Jens Schiermann Jahrgang 1944. Mehrere unvollendete Lehrjahre (Dekorateur, Maschinenschlosser), dann Bundeswehrzeit (mit anschließender Kriegsdienstverweigerung) und abgeschlossenem Studium (Diplom-Designer).

Nach mehrjähriger Berufstätigkeit als angestellter und freier Grafiker Studium der Psychologie (Diplom-Psychologe, Dr. phil.) mit den Schwerpunkten Zwischenmenschliche Kommunikation und Kognitive Psychologie.Als Selbständiger tätig in der Wirtschaft als Kommunikations- und Konflikttrainer und Berater von Führungskräften.

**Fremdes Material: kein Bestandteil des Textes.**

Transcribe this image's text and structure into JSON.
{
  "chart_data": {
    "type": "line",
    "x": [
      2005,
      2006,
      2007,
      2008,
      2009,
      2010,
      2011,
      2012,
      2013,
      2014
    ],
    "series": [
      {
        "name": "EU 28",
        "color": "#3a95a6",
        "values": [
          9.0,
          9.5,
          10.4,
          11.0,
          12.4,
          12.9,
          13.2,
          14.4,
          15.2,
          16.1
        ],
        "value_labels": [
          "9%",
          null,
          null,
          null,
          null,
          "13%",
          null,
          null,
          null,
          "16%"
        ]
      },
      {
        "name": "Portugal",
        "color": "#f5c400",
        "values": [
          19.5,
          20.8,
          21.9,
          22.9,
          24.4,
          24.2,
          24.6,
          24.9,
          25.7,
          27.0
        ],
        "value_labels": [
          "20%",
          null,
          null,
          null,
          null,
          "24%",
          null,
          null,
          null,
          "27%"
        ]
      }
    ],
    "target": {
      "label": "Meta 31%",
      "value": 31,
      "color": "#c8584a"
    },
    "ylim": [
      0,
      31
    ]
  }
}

1990 Eröffnung eines Fotostudios in Hamburg als Fotograf zusammen mit meiner Frau (als Food-Journalistin); Arbeitsbereich: Konzept und Realisation für redaktionelle Beiträge in Frauenzeitschriften und Produktion diverser Kochbücher; Produktion von Büchern, Sonderheften und Beilagen für mehrere Verlage wie Gruner & Jahr, Bertelsmann, Bastei, Springer, usw.

Seit etwa 2007 Sammler und Schreiber eigener Gedanken.


Zitate von Jens Schiermann

Insgesamt finden sich 3446 Texte im Archiv.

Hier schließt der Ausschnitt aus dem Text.